人の愛も仮面も変わるもの

「・・・酷いことを言ったという自覚はあります。その上で新一は自分の事だからとか心配はいらないとか、貴方達の仕事や生活を邪魔したくないみたいな言い分があるだろうから何も言わなかったんだろうから、新一はそういった考えはないどころかむしろ関わってこない方がありがたいとかこれが普通みたいに思うと思います・・・でも毛利さんからの話を聞いた俺が感じた事はそんな新一とは真逆の物でした。貴方達からしたらずっとそれで生活してきたから今更そんな・・・と思うかもしれませんが、今更という言葉が普通になるくらいには貴方達は日本にいない時間が長過ぎたし当然になってしまった。

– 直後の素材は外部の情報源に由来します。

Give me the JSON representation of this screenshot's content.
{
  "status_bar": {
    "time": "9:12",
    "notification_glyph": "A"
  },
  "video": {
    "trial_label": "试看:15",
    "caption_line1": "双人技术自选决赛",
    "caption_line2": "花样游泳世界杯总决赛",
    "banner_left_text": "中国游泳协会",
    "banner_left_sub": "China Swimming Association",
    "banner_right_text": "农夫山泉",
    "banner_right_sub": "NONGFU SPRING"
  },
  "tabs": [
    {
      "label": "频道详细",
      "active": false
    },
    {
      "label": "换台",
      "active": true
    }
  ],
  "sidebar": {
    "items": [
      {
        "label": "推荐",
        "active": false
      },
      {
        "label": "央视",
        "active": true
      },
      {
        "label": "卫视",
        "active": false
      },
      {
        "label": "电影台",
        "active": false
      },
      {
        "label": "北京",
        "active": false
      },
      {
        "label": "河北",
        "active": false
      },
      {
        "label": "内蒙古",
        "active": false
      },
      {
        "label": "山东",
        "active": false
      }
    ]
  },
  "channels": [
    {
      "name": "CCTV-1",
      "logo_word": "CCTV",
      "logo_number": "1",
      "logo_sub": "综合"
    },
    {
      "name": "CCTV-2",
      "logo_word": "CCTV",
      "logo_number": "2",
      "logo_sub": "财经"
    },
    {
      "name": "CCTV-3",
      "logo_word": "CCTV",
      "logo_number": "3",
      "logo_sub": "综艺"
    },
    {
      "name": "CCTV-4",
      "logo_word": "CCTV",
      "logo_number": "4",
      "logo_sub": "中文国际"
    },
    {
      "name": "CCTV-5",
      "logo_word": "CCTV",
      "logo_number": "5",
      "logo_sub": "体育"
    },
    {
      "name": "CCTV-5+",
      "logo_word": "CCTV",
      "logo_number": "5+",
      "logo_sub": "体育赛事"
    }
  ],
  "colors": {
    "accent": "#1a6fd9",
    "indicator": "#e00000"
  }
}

それこそ今更日本に定住するために帰ってくるなんてもう無いだろうと思わせるくらいに」
「・・・だから毛利さんはもう私達に頼ることもそうだけれど、何か報告であったりも言う意味がないと考えていったと君は考えたということか・・・」
「で、でも私達は何かあるって言ってきたならいつでも日本に帰ってきたのに・・・」
「即日に解決が必要な何かをしなければならない時に、どう早く見ても帰ってくるだけでも日をまたぐことになるような人達を海外から呼び寄せるなんてことをすると思いますか?それに加えて日常生活で困った程度のレベル・・・特に今新一達の問題になっている家庭とか子育ての事に関して毛利さん達が親としての経験から手伝えてきたこともあって、尚更に貴方達の手助けをどうしてもすぐに借りたいなんて必要がなかったのに、そんな必要のないことの為に貴方達を呼び出すなんてする気にはならなかったんだと思いますが・・・だからこそ毛利さん達からして貴方達は頼るべき対象でも物事を相談するべき対象でもなくなっていってしまった。そして貴方達も何も言ってこないなら何も問題ないと思ったこともそうだけれど、貴方達は問題が起きなければ頻繁にとは言わなくても日常の報告や連絡もしないであったり、日本にも仕事だったり気が向いた時くらいしか帰ってこない生活をしている・・・そんな貴方達だからこそ毛利さん達もそうですけど、新一も新一で何かあった時でも相当でなければ連絡だったりをしなかったんだと思いますよ。有希子さんは何かあるならすぐに動いたみたいに言うけれど、それは裏を返せば何も言ってくれないから動かなかったとか知らなかったというのは、自分達から新一達の状況を知ろうとしなかったことになるんですからね」
「「っ!!」」
そんな二人にずっと海外に居続けた弊害ともいうよう今更であることであったり、有希子の発言を逆手に取った形で湊が指摘の言葉を向けると・・・二人は揃って衝撃に身を震わせるしかなかった。湊の言うことを否定出来なかったのもありだ。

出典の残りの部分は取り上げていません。